Mrs. Hitchock was one of the women that achieved to stand out as a polo player. She devoted great part of her life to teach the sport to her sons, between them, the extraordinary Tommy Hitchock was distinguished and considered by many people as the best polo player in Polo Modern history.
Elephant polo
played in Nepal. Sri Lanka and Thailand. The sticks are made of bamboo and have a standard polo mallet on the end. The length of the stick depends on the size of the elephant - anywhere from 5 to 12 feet.
Players are secured in rope harnesses, with a rope across their thighs and rope stirrups. The elephants are "driven" by their trainers, called "mahouts." The mahouts communicates with the elephant with verbal commands and by applying pressure to the back of the elephant's ears with their feet. The player's responsibility is to let the mahout know where to go, how fast, when to stop, etc. The pitch is 3/4 length because of the slower speed of the elephants.


Polo's origin dates back to 6th century BC in Central Asia. At first it was a training game for cavalry units for the King's guards or other elite troops. To the warlike tribesmen who played polo with as many as 100 players to a side, it was a miniature battle. It became a Persian national game in the 6th century AD.
This equestrian sport was introduced in South Asia, by the Muslim conquerors in the 13th century.

The name 'polo' is derived from the Indian 'pulu' for the wood from which the ball was made and the word 'chucker' comes from the Indian word for a circle or round.

British tea planters in India witnessed the game and introduced it in England in 1850.
James Gordon Bennett, a noted American publisher; balloonist, and adventurer, was captivated by the sport and took it to New York in 1876 where it caught on immediately.

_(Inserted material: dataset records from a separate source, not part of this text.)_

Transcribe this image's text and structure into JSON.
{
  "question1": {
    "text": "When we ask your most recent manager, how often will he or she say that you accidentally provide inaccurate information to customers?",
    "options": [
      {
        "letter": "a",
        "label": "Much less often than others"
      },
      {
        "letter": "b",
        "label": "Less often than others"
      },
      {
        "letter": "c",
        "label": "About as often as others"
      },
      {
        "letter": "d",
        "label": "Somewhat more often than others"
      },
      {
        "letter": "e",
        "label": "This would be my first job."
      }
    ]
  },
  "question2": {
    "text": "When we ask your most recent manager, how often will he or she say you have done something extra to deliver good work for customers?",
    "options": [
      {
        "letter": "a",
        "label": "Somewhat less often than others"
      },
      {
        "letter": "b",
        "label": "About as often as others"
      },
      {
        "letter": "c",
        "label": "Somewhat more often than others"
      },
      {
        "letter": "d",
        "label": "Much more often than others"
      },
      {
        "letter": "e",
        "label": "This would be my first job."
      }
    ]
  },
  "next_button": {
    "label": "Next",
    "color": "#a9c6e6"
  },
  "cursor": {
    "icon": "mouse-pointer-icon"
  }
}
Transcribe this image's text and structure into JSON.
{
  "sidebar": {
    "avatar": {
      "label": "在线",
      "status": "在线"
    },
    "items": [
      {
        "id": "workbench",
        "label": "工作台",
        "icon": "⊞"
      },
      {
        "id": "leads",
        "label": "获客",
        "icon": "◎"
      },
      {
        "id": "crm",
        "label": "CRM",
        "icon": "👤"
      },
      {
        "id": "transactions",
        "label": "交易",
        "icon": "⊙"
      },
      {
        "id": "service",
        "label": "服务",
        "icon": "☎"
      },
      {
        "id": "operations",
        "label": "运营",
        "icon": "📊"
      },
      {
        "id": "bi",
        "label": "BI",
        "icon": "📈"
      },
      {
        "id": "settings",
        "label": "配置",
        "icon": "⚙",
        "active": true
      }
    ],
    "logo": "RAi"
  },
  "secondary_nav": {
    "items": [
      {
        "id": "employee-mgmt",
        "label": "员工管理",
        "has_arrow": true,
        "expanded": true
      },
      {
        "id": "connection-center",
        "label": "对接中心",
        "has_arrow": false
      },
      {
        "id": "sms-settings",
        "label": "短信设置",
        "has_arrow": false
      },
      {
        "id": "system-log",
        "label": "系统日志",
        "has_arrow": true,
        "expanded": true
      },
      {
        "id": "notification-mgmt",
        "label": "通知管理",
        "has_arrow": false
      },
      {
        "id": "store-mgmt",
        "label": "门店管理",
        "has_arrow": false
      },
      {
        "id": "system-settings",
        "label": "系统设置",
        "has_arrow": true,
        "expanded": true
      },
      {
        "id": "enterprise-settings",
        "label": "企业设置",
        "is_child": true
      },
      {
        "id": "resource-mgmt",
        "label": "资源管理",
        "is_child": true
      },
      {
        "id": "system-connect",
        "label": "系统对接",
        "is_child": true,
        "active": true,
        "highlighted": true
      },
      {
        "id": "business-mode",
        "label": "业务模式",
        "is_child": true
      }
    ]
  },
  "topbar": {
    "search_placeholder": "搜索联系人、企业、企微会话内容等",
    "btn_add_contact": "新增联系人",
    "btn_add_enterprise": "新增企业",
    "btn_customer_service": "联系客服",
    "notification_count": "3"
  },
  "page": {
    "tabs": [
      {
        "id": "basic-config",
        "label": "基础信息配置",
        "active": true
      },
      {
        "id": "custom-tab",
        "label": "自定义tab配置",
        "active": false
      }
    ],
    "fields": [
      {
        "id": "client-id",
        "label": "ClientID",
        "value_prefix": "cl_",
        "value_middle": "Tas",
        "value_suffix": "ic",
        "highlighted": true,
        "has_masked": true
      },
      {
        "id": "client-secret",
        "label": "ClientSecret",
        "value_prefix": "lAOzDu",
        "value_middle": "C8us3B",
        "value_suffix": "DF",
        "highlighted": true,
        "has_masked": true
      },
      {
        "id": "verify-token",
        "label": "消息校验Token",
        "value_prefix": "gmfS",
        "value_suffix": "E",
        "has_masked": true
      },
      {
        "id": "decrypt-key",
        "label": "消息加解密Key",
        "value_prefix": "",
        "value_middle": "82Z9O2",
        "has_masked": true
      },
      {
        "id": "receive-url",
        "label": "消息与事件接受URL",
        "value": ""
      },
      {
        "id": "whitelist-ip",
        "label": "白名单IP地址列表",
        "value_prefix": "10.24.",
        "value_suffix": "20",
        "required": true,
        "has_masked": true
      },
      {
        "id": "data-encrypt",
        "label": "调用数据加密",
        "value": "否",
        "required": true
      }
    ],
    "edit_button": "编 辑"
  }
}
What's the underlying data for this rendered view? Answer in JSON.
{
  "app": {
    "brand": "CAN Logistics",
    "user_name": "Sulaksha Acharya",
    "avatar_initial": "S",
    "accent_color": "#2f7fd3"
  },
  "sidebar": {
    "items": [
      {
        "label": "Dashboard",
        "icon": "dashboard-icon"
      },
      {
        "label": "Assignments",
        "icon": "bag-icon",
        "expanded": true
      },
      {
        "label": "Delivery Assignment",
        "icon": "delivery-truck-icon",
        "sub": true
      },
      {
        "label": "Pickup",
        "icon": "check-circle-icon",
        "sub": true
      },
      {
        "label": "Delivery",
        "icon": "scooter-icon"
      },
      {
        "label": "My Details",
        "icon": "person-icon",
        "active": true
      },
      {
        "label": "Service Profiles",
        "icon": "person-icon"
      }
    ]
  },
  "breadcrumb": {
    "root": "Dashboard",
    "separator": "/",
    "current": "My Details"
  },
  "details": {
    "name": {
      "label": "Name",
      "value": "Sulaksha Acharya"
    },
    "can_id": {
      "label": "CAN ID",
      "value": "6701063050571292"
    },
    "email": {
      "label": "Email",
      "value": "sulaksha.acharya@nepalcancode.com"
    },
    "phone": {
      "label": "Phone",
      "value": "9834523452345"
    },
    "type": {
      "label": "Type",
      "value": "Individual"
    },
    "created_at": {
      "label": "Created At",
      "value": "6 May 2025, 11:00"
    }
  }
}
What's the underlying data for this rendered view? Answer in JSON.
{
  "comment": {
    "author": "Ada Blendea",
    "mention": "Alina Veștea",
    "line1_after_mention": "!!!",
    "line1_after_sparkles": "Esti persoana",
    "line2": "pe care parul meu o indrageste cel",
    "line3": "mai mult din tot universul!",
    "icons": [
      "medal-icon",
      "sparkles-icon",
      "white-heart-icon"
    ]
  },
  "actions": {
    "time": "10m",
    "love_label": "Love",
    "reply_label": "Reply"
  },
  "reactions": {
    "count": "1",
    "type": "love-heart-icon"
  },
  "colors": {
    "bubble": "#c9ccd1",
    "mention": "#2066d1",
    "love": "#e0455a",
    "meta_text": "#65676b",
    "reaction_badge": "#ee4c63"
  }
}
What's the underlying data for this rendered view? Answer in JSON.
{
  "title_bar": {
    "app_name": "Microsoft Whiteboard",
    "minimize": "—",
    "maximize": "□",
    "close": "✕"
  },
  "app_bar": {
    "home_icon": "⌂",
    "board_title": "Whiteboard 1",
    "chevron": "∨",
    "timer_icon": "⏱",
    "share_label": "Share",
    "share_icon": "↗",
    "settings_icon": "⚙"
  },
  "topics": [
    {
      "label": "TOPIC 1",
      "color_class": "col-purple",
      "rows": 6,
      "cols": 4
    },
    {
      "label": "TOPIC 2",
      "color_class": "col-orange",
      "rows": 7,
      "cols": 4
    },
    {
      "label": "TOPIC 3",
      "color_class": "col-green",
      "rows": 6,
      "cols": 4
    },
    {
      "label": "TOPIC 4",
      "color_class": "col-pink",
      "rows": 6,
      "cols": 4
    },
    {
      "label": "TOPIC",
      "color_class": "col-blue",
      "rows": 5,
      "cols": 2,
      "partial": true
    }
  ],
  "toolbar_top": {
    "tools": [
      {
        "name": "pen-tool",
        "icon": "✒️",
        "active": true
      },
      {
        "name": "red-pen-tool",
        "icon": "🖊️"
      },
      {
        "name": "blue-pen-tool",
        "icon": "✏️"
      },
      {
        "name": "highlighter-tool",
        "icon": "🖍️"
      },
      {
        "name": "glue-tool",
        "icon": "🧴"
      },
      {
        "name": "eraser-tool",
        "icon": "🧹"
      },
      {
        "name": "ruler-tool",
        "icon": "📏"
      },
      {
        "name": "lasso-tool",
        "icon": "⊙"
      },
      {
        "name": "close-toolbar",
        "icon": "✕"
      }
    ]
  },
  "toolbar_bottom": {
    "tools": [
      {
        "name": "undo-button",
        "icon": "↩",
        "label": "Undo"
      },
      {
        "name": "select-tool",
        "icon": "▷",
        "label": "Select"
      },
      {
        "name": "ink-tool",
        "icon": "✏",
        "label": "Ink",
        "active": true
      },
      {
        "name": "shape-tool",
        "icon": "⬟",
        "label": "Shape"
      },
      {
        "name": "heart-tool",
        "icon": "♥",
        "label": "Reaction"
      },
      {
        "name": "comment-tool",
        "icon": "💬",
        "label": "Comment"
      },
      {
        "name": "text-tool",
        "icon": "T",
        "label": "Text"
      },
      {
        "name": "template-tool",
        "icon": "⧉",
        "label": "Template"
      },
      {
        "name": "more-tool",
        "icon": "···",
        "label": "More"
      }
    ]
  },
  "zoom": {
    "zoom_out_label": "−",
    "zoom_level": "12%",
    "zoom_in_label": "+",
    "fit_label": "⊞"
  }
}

However, it was in the southern extreme of America, in Argentina where Polo flourished in it´s maximum splendor.

La Pampa's new English inhabitants introduced the sport in the region in 1875. It was immediately adopted by the farmers, who where used to "Pato", an equestrian game with similar rules.
After some time, different clubs started to open in new born towns. Hurlingham Club, one of the main ones, opened In 1888. River Plate Polo Association - today Argentine Polo Association- was born in 1892.

By 1930's polo was in the midst of a Golden Age - it was an Olympic sport.

Argentine Polo is undeniably the best of the world; World Champion almost every year since 1949 and the country with more 10 handicap players.
With more than 100 years, Palermo Argentine Open has become a worldwide event, Polo's Mecca. It's a dream for the biggest players.
For over 30 years, the Argentines have been preeminent in the sport but explosive growth in players and the availability of good horses is honing the competitive abilities of challengers from many countries.

The principal playing countries are currently Argentina, USA, Mexico, Great Britain, Australia and New Zealand. Since the last war, Argentina has consistently set the standards of the modern game and has produced both the best players and the ponies most suited to the sport.

Polo is played in more than 60 countries and enjoyed by more than 50 million people each year.